SLaMowJ is a simple n-gram language model framework. With SLaMowJ a user has the possibility to create a database which contains words and their possible (n-1) following words. (For more information about n-gram model see: https://en.wikipedia.org/wiki/N-gram)
- How to use
Before using the language model, you should train the database with text files.
English/German languages are good for training of the database. But you can use any language you want, make sure that every sentence ends with one of these characters " !, ?, , , . ". Every word within the text has to be seperated by a whitespace.
- Train a database
For training the database you have to use the Trainer.java Utility-Class:
Trainer.trainStandardEnglishMode("PATH_TO_DATABASE_WITHOUT_SUFFIX", TextReader.readFromFile("train.set"), TrainerMode.WORD, Trainer.BIGRAM, true);
With this short code, you can train a database with the content of the "train.set" file.
The created database is located within the database folder.
You can use three TrainerMode's:
For displaying some informations while trainig the database call Trainer.initDebugger();
While training, the following (n-1)-grams of a word are always sorted by its count of occurrence. That means the result you will get by calling the following methods, are always sorted by the most possible word.
- Using the database
After the training you can use the interface LanguageModel to access the trained database.

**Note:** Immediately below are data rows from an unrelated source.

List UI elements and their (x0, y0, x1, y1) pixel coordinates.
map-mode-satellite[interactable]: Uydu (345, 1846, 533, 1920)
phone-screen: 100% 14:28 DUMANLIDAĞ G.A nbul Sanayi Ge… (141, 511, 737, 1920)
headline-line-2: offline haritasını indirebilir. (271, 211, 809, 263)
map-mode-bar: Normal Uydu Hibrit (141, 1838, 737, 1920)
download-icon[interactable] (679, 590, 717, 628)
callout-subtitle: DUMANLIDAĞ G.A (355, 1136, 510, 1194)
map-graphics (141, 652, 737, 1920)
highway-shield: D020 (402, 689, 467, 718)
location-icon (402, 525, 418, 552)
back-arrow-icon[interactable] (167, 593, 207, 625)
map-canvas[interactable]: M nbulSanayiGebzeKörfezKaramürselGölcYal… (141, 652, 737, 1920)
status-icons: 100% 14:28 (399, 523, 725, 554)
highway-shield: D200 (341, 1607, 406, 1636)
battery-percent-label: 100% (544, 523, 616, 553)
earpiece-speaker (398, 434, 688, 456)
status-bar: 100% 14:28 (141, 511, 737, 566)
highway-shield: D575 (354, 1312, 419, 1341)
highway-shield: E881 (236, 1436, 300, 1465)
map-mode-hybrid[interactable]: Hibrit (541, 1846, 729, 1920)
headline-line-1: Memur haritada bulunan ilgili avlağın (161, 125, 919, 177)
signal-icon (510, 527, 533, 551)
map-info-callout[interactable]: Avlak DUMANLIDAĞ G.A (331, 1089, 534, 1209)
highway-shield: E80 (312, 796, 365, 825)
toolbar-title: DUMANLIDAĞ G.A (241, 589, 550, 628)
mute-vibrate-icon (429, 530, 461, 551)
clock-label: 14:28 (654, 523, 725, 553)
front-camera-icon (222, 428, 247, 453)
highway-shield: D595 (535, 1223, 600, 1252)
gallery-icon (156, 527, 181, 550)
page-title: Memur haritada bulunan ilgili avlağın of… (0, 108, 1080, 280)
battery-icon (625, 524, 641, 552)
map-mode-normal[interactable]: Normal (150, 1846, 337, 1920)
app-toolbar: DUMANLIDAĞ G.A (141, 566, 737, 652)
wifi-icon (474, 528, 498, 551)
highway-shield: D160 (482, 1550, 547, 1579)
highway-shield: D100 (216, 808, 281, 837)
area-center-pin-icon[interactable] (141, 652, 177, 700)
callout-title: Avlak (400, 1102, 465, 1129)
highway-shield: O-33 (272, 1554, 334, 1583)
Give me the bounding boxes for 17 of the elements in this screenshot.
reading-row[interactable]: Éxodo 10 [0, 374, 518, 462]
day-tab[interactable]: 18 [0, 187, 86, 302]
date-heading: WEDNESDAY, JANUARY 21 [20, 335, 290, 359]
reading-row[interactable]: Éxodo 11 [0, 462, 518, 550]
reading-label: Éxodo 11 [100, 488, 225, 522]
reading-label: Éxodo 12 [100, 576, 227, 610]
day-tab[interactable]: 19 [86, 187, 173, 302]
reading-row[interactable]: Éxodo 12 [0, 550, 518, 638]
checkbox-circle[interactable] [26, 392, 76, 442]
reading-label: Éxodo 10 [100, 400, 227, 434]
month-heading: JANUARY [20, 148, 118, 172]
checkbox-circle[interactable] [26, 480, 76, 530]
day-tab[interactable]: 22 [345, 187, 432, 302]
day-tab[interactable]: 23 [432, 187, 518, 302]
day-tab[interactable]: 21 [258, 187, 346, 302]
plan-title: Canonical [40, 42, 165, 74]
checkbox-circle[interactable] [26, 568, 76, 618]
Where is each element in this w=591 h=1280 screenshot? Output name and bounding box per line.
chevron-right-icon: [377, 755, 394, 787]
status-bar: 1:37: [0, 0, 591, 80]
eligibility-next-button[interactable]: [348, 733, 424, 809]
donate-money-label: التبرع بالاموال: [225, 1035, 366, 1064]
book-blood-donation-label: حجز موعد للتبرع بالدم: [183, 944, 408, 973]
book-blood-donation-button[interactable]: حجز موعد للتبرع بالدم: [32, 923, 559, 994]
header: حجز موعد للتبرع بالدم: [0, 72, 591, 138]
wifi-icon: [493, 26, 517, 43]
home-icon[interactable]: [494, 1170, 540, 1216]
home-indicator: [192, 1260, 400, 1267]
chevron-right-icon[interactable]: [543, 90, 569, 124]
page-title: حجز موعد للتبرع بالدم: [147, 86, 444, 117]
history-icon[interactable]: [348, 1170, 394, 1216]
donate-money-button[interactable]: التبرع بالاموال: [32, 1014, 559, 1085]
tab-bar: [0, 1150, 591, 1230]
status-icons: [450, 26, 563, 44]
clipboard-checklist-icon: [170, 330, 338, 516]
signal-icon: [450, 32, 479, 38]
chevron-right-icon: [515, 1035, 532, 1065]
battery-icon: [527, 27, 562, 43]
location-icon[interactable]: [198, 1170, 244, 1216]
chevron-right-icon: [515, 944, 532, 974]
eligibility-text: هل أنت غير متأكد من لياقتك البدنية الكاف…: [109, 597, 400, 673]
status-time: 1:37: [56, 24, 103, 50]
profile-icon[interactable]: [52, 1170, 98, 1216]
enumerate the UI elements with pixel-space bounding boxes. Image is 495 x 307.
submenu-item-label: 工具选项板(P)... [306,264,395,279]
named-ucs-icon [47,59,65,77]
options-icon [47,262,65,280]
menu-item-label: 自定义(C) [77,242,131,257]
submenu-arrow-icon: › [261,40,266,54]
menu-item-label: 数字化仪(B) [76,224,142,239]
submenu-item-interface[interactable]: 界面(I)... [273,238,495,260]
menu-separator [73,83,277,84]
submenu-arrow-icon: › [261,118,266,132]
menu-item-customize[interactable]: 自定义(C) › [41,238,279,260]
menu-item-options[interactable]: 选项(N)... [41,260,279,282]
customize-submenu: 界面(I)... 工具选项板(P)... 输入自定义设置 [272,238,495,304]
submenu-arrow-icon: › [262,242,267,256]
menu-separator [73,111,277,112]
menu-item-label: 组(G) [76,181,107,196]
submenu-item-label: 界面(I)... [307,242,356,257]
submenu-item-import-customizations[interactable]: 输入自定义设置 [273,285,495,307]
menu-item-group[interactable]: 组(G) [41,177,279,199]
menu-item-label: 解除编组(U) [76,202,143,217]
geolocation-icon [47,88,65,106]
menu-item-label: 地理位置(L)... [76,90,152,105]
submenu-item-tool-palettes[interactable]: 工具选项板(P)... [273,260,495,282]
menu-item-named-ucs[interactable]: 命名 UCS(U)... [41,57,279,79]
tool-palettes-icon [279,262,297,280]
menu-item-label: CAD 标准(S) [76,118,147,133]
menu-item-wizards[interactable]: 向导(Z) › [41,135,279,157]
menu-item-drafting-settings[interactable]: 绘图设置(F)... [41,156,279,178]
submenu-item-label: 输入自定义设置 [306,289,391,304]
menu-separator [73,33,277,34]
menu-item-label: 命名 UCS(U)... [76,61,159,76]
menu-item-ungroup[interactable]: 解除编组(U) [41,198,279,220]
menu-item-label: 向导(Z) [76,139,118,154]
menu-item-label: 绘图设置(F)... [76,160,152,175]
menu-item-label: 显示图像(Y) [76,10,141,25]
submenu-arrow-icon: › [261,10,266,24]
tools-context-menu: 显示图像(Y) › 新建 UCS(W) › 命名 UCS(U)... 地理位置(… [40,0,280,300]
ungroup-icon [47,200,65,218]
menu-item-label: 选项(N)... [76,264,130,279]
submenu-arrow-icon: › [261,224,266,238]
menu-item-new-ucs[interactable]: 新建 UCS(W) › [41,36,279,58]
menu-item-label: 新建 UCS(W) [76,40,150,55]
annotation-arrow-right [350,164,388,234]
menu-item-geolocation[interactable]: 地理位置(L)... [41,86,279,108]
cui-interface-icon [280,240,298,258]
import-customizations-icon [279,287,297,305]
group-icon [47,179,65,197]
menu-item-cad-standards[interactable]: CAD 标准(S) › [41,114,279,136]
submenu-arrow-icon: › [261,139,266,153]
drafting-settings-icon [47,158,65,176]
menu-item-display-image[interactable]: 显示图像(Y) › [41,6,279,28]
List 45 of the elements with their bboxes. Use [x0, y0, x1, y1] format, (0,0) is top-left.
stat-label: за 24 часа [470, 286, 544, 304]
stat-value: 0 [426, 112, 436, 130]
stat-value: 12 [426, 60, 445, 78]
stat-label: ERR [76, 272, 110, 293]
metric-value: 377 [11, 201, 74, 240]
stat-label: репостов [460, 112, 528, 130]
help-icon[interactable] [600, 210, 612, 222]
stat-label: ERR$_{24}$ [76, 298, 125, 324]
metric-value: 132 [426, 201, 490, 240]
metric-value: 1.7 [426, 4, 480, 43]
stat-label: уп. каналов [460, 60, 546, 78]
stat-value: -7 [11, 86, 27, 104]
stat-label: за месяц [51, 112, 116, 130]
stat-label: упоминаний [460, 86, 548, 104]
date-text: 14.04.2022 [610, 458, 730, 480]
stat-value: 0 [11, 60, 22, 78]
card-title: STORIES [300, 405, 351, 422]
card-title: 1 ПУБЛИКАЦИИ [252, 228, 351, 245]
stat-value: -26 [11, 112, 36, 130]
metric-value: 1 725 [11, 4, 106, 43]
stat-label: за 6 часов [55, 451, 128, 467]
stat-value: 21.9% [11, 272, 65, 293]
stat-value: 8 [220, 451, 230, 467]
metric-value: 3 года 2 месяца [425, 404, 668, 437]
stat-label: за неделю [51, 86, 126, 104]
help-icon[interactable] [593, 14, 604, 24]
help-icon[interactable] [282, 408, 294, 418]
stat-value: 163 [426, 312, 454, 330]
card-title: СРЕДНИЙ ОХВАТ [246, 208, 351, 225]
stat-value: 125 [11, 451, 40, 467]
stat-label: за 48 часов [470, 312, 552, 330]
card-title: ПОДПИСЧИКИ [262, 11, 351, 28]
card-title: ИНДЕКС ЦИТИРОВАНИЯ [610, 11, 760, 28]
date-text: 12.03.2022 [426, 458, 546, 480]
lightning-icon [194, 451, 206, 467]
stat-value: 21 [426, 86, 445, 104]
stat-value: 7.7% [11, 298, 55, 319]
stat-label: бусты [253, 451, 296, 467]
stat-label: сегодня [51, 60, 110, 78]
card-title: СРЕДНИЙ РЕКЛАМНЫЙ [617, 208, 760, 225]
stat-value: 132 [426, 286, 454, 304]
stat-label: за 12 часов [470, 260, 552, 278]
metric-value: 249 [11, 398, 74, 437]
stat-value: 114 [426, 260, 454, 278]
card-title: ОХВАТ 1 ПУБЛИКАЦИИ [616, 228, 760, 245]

For instantiating a LanguageModel-Object you have to use this following code:
LanguageModel lm = LanguageModelBuilder.createInstance("PATH_TO_DATABASE_WITHOUT_SUFFIX");
after this line of code you can access the database using the two methods:
public String[] getGramFromModel(String firstWord);
The method String[] getGramFromModel(String first Word);
retrieves if exists the
the following (n-1)- words of the given firstWord, otherwise the method returns null.
public String[] getGramsOfGrams(String firstWord, int maxWidth, int maxDepth);
This method returns all possible word combinations from the given word and its maxDepth and maxWidth followers. Take care by using this method with high numbers for maxDepth and/or maxWidth!
Make sure to close the connection to the database by using this method: closeLanguageModel()
- Example
An example code can be found within the main folder.